The Neanderthal Mystery
At first the German workmen thought they had found the remains of an extinct cave bear. Quarrying for limestone on a summer day in 1856, they had blasted open a small cave on the side of a gorge called Neanderthal (Neander Valley), near Dusseldorf, and were digging up the cave floor with pickaxes when they came upon the strange skull and sturdy bones. Setting the skeletal remains aside, they kept digging, never dreaming that their discovery would soon spark confusion, dismay and heated debate that has continued to this day.
Those bones (and others since unearthed as far away as England in the north, Uzbekistan to the east and Israel in the south) are the remains of what have come to be known as the Neanderthals, a primitive people who lived from around 200,000 to 27,000 years ago. And while many misconceptions and mysteries about Neanderthals have been resolved, one question remains unanswered: Were the Neanderthals a branch on the evolutionary tree that withered and died while Homo sapiens -- modern human beings -- continued to evolve? Or were they really ancestors of at least some people living today?
At the time of the Neander Valley find, Charles Darwin had not yet published his famous The Origin of Species, and evolution was still, at best, only a hazy conjecture among a handful of scientists. Indeed, most people then believed that human beings had remained essentially unchanged since creation.
Examining the skullcap, ribs, part of the pelvis and some limb bones taken from the cave, Dr. William King, an Irish geologist, suggested that the fossil might be an extinct form of humanity, a different species. The skull, with its prominent brow ridge, led him to declare that "thoughts and desires which once dwelt within it never soared beyond those of a brute."

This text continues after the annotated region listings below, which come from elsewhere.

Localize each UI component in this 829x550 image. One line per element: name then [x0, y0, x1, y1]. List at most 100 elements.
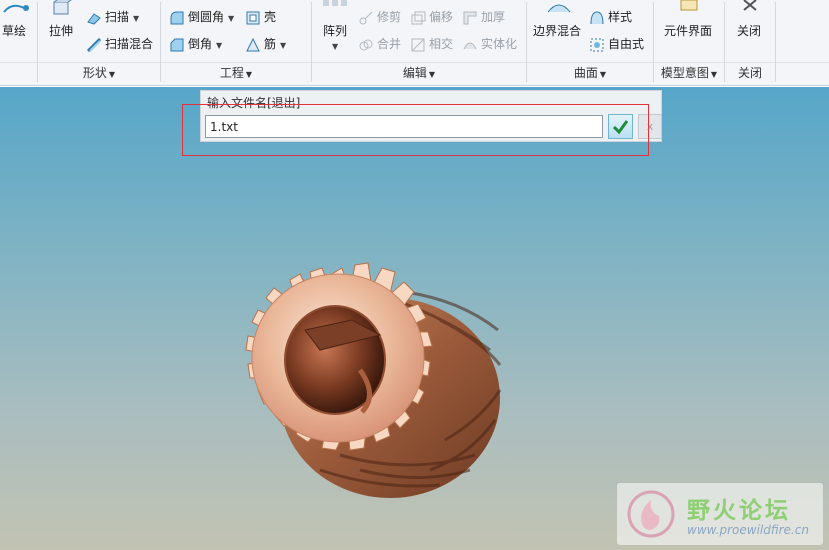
- shell-button[interactable]: 壳: [245, 7, 276, 27]
- component-interface-button[interactable]: 元件界面: [658, 0, 720, 38]
- sketch-icon: [3, 4, 29, 13]
- round-label: 倒圆角: [188, 10, 225, 24]
- chevron-down-icon: ▼: [245, 70, 253, 79]
- chevron-down-icon: ▼: [428, 70, 436, 79]
- group-model-intent-label[interactable]: 模型意图 ▼: [654, 64, 724, 82]
- component-interface-label: 元件界面: [664, 24, 713, 38]
- checkmark-icon: [612, 120, 629, 135]
- watermark-title: 野火论坛: [687, 498, 791, 524]
- thicken-icon: [463, 11, 477, 24]
- offset-label: 偏移: [429, 10, 454, 24]
- group-close-label: 关闭: [725, 64, 775, 82]
- group-editing: 阵列 ▼ 修剪 偏移 加厚 合并 相交 实体化 编辑 ▼: [312, 0, 526, 86]
- rib-label: 筋: [264, 37, 277, 51]
- cancel-button[interactable]: x: [638, 114, 662, 139]
- freestyle-label: 自由式: [608, 37, 645, 51]
- extrude-label: 拉伸: [49, 24, 74, 38]
- boundary-blend-icon: [547, 4, 571, 13]
- group-engineering-label[interactable]: 工程 ▼: [161, 64, 311, 82]
- chevron-down-icon: ▼: [216, 41, 223, 50]
- extrude-button[interactable]: 拉伸: [44, 0, 78, 38]
- ok-button[interactable]: [608, 114, 633, 139]
- chevron-down-icon: ▼: [280, 41, 287, 50]
- group-model-intent: 元件界面 模型意图 ▼: [654, 0, 724, 86]
- group-surfaces-text: 曲面: [573, 66, 598, 80]
- group-shapes-label[interactable]: 形状 ▼: [38, 64, 160, 82]
- pattern-icon: [323, 0, 347, 6]
- intersect-icon: [411, 38, 425, 51]
- rib-button[interactable]: 筋 ▼: [245, 34, 286, 54]
- merge-label: 合并: [377, 37, 402, 51]
- sketch-label: 草绘: [2, 24, 27, 38]
- trim-label: 修剪: [377, 10, 402, 24]
- round-icon: [170, 11, 184, 24]
- style-button[interactable]: 样式: [589, 7, 632, 27]
- component-interface-icon: [680, 0, 698, 11]
- shell-label: 壳: [264, 10, 277, 24]
- trim-button[interactable]: 修剪: [358, 7, 401, 27]
- group-close: 关闭 关闭: [725, 0, 775, 86]
- group-shapes-text: 形状: [82, 66, 107, 80]
- sweep-label: 扫描: [105, 10, 130, 24]
- intersect-button[interactable]: 相交: [410, 34, 453, 54]
- swept-blend-icon: [86, 37, 102, 52]
- group-editing-text: 编辑: [402, 66, 427, 80]
- close-button[interactable]: 关闭: [729, 0, 771, 38]
- group-surfaces-label[interactable]: 曲面 ▼: [527, 64, 653, 82]
- close-label: 关闭: [737, 24, 762, 38]
- boundary-blend-button[interactable]: 边界混合: [531, 0, 587, 38]
- intersect-label: 相交: [429, 37, 454, 51]
- thicken-button[interactable]: 加厚: [462, 7, 505, 27]
- group-editing-label[interactable]: 编辑 ▼: [312, 64, 526, 82]
- helical-gear-model[interactable]: [0, 87, 829, 550]
- group-model-intent-text: 模型意图: [660, 66, 709, 80]
- offset-icon: [411, 11, 426, 24]
- solidify-icon: [463, 42, 477, 49]
- gear-face: [251, 273, 425, 443]
- merge-button[interactable]: 合并: [358, 34, 401, 54]
- offset-button[interactable]: 偏移: [410, 7, 453, 27]
- round-button[interactable]: 倒圆角 ▼: [169, 7, 234, 27]
- flame-logo-icon: [627, 490, 675, 538]
- rib-icon: [246, 37, 260, 51]
- chevron-down-icon: ▼: [133, 14, 140, 23]
- group-engineering-text: 工程: [219, 66, 244, 80]
- chevron-down-icon: ▼: [710, 70, 718, 79]
- pattern-button[interactable]: 阵列 ▼: [318, 0, 352, 51]
- boundary-blend-label: 边界混合: [533, 24, 582, 38]
- chevron-down-icon: ▼: [108, 70, 116, 79]
- filename-input[interactable]: [205, 115, 603, 138]
- style-icon: [590, 10, 604, 24]
- trim-icon: [359, 11, 373, 24]
- chevron-down-icon: ▼: [228, 14, 235, 23]
- group-surfaces: 边界混合 样式 自由式 曲面 ▼: [527, 0, 653, 86]
- swept-blend-button[interactable]: 扫描混合: [86, 34, 153, 54]
- swept-blend-label: 扫描混合: [105, 37, 154, 51]
- extrude-icon: [53, 0, 72, 15]
- watermark-url: www.proewildfire.cn: [687, 523, 809, 537]
- ribbon-toolbar: 草绘 拉伸 扫描 ▼ 扫描混合 形状 ▼ 倒圆角 ▼ 壳 倒角 ▼ 筋 ▼ 工程 ▼: [0, 0, 829, 86]
- group-separator: [775, 2, 776, 82]
- chamfer-button[interactable]: 倒角 ▼: [169, 34, 222, 54]
- style-label: 样式: [608, 10, 633, 24]
- chevron-down-icon: ▼: [332, 42, 339, 51]
- close-icon: [743, 0, 757, 11]
- chamfer-label: 倒角: [188, 37, 213, 51]
- merge-icon: [359, 39, 373, 50]
- thicken-label: 加厚: [481, 10, 506, 24]
- shell-icon: [246, 11, 260, 24]
- pattern-label: 阵列: [323, 24, 348, 38]
- chamfer-icon: [170, 38, 184, 51]
- group-close-text: 关闭: [737, 66, 762, 80]
- cancel-x-icon: x: [646, 120, 654, 133]
- solidify-label: 实体化: [481, 37, 518, 51]
- graphics-viewport[interactable]: [0, 87, 829, 550]
- group-shapes: 拉伸 扫描 ▼ 扫描混合 形状 ▼: [38, 0, 160, 86]
- sketch-button[interactable]: 草绘: [0, 0, 34, 38]
- chevron-down-icon: ▼: [599, 70, 607, 79]
- solidify-button[interactable]: 实体化: [462, 34, 517, 54]
- sweep-button[interactable]: 扫描 ▼: [86, 7, 139, 27]
- freestyle-icon: [590, 38, 604, 51]
- freestyle-button[interactable]: 自由式: [589, 34, 644, 54]
- dialog-title: 输入文件名[退出]: [207, 96, 301, 110]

But most scientists of the time disputed even the Neanderthal man's antiquity. Rudolf Virchow, a respected German anatomist, pronounced the caveman to be a modern Homo sapiens, whose deformations were caused by rickets in childhood and arthritis later in life. And his flattened skull? He had suffered powerful blows to the head, Virchow opined.

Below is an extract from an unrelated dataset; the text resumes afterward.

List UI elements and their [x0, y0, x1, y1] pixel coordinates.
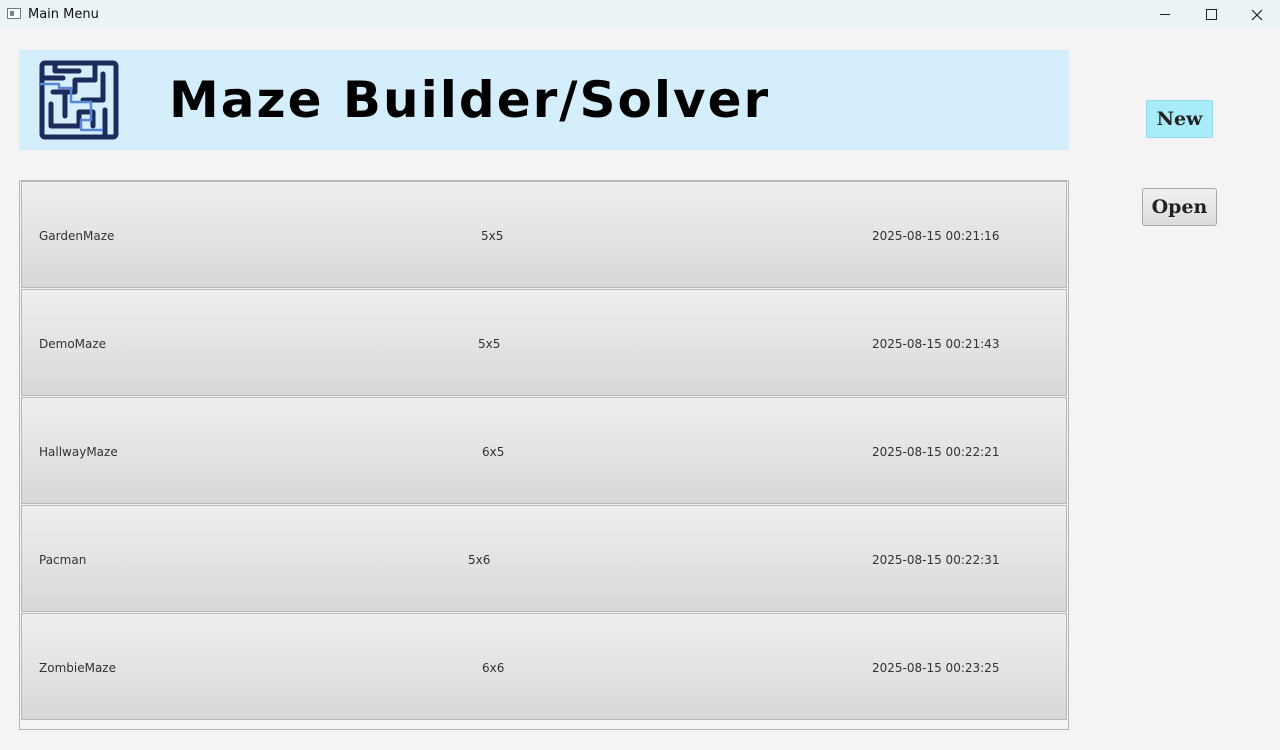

Virchow's views were widely accepted until 1886, when two more Neanderthal skeletons were discovered in a cave in the Spy region of Belgium. While Virchow claimed that these too were the remains of diseased modern humans, other scientists regarded such a coincidence as unlikely; they were more impressed by primitive tools and the remnants of extinct animals found near the skeletons. The Neanderthals, they agreed, were ancient. Still, they insisted that, Darwin's controversial new theory notwithstanding, the strange creatures could not possibly be ancestral to exalted human beings like themselves.
Then, in the early 1900s, large numbers of Neanderthal skeletons were discovered, mainly in the Dordogne region of southern France. With these specimens in hand, scientists felt that they could better describe the physical appearance of a Neanderthal man, and the task of reconstructing one fell to noted French paleontologist Marcellin Boule.